Where are refugees and migrants in national AI strategies? This question is explored in an article by Dr. Mennatullah Hendawy, postdoctoral researcher within CAIS program “Digital Democratic Innovations,” titled “Refugees and Migrants Missing from the Table: Mapping AI Policy Gaps and Proposing an Inclusive Agenda in the Arab Region.” The article is part of the special blog series under the “Resilience and Inclusive Politics in the Arab Region” project by the School of Arts and Sciences at the Lebanese American University (LAU) and funded by the Carnegie Corporation.
Through a qualitative review of global AI policy documents (with a focus on the Arab region) and a thematic analysis validated by human review, Dr.

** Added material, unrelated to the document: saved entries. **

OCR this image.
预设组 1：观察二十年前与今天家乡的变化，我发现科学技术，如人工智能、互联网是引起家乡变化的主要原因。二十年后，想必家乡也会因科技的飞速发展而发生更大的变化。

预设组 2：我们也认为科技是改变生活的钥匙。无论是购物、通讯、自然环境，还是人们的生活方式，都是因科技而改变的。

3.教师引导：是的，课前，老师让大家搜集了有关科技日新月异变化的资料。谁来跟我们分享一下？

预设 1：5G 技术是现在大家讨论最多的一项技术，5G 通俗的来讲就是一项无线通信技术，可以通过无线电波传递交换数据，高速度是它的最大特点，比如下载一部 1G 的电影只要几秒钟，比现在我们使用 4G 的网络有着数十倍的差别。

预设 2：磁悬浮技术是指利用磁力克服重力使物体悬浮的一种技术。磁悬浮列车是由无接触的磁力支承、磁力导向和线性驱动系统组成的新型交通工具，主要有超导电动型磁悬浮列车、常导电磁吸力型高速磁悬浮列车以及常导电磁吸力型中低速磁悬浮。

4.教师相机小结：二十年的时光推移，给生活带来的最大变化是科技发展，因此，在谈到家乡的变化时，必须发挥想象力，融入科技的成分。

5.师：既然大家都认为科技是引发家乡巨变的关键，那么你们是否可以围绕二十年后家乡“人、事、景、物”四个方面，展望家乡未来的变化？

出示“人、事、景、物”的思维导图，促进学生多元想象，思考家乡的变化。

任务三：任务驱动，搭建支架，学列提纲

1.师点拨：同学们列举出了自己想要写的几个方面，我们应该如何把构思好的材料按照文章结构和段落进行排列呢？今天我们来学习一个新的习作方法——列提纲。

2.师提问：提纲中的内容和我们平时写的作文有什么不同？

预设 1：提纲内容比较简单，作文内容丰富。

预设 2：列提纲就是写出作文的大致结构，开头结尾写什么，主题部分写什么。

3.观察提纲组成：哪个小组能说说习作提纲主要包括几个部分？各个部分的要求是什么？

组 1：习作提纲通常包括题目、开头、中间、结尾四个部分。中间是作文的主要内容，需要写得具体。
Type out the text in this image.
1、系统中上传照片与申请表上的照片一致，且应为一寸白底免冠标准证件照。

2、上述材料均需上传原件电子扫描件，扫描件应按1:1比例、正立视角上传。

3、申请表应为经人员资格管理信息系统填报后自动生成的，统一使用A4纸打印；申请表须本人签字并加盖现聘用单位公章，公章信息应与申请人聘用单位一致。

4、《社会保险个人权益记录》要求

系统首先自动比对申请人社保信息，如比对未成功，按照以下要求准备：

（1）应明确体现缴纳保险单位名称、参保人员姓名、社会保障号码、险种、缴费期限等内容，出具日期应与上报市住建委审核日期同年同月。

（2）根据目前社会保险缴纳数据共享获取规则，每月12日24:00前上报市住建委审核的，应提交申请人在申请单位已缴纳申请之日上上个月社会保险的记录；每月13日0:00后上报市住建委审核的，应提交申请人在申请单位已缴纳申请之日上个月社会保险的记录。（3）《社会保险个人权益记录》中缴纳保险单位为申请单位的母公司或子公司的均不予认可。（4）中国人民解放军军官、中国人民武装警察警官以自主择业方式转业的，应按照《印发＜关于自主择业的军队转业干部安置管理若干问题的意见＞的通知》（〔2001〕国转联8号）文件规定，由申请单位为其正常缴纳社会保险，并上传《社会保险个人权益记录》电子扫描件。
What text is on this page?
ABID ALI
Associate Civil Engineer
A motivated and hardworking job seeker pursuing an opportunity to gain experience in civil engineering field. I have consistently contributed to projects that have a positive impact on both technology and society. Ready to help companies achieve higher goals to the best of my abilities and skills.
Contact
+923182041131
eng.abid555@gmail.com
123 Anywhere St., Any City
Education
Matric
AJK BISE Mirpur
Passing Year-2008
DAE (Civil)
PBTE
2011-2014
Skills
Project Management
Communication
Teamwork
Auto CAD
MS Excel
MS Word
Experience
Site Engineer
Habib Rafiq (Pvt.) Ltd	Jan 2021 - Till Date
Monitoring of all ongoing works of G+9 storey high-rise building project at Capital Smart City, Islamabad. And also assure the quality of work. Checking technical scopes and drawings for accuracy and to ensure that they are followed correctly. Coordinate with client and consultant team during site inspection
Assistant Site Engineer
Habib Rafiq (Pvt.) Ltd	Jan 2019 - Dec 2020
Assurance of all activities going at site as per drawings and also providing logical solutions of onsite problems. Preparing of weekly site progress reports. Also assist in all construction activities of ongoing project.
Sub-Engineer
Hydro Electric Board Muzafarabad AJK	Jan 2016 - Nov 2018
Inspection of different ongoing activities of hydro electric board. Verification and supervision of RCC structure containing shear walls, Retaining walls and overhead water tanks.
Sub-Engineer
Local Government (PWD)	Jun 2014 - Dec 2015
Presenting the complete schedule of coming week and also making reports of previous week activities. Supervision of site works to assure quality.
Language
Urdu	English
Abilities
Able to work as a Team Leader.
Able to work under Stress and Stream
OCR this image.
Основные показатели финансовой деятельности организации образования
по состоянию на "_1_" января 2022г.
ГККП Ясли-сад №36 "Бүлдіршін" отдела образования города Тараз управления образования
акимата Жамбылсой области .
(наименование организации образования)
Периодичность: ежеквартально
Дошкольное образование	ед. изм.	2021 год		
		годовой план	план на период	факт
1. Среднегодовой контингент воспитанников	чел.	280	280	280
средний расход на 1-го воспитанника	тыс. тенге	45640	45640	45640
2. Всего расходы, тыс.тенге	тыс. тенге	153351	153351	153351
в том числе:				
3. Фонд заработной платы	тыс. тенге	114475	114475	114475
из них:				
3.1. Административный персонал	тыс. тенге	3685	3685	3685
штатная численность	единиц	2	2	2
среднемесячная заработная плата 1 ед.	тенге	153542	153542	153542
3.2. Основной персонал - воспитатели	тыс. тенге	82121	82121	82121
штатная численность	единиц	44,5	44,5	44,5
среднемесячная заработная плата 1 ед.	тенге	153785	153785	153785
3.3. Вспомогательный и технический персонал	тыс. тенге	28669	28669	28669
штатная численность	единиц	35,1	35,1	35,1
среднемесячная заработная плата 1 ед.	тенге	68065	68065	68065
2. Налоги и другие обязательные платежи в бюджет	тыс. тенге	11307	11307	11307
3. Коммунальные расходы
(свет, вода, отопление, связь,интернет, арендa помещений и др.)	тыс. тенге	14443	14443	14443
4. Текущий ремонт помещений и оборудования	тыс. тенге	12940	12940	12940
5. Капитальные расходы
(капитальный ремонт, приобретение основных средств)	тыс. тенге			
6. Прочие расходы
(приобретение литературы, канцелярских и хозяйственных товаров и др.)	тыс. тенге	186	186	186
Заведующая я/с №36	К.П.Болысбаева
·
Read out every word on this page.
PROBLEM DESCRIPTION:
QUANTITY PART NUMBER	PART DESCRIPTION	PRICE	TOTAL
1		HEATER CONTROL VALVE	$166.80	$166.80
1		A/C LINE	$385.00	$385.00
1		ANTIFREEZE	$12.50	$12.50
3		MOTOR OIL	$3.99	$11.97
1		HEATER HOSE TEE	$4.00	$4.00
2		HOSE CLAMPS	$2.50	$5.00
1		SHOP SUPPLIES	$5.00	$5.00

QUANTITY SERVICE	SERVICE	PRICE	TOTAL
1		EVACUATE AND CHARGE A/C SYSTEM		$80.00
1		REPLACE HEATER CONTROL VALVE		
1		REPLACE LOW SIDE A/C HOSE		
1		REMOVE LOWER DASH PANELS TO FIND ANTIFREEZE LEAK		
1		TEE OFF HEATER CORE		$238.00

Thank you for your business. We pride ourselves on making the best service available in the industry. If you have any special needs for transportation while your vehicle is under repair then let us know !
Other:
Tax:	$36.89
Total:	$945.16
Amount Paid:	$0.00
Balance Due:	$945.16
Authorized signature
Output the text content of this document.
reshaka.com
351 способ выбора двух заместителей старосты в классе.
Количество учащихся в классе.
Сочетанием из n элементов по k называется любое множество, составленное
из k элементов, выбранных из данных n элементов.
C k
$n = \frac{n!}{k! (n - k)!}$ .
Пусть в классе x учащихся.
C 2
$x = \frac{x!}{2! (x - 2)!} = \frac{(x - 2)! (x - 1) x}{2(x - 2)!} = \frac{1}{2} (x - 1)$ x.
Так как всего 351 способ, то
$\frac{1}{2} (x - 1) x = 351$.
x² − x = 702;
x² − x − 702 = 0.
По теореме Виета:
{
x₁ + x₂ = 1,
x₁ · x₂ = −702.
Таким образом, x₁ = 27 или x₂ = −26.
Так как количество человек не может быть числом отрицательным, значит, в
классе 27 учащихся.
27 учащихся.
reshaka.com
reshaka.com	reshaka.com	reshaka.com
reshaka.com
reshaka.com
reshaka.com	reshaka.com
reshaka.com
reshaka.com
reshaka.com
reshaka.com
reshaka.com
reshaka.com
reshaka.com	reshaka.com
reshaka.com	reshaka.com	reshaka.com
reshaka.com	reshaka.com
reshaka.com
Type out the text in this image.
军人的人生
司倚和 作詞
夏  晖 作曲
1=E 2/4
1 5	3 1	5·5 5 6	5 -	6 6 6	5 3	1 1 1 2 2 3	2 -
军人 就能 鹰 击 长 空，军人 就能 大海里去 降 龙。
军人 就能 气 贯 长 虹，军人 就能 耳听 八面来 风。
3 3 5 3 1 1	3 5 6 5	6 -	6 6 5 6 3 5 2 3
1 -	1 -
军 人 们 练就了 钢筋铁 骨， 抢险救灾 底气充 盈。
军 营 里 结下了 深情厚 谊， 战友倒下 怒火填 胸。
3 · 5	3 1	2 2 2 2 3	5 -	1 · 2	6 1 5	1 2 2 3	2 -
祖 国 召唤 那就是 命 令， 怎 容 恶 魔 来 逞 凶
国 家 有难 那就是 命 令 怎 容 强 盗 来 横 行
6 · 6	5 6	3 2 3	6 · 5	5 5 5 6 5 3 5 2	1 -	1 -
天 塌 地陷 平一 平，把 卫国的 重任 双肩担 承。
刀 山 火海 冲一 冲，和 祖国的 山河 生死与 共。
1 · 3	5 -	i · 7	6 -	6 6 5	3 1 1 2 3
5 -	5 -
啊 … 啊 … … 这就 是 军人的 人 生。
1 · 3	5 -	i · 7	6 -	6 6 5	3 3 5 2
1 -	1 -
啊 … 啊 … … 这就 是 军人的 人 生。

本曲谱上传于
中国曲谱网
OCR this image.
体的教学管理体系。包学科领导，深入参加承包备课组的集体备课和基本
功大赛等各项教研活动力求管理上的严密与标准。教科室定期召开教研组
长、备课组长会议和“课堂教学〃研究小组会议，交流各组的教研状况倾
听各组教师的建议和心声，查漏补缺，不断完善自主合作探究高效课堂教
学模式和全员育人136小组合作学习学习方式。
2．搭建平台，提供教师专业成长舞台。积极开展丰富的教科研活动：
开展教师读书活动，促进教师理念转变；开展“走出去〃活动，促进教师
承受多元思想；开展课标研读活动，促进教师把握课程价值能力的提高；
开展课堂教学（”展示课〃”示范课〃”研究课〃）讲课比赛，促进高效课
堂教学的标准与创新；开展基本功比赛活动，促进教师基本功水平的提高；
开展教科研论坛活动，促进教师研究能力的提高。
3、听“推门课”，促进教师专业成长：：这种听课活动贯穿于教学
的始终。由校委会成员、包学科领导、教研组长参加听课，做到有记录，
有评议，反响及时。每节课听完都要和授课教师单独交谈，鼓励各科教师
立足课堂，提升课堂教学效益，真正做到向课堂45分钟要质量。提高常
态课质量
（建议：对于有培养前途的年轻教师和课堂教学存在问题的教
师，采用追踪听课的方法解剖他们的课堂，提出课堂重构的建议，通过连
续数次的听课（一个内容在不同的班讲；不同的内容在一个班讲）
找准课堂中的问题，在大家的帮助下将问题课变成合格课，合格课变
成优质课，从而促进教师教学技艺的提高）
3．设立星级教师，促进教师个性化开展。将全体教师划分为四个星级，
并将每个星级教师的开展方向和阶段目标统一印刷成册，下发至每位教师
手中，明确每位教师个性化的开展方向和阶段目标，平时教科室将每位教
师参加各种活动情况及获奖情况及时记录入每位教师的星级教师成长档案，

Mennatullah Hendawy identifies six policy touchpoints where mobile populations should be considered: talent attraction, border innovation, economic and labor-market integration, social inclusion and service access, talent retention and brain drain, and ethical and rights-based governance. The findings show a stark gap. A few countries integrate migration into AI visions, yet most Arab strategies remain silent, with only isolated mentions of talent attraction or brain drain.
She proposes a regionally grounded agenda that centers participatory design with displaced communities, algorithmic impact assessments that explicitly include migrants and refugees, inclusive public-service AI, and coordinated talent frameworks that engage diasporas rather than exclude them.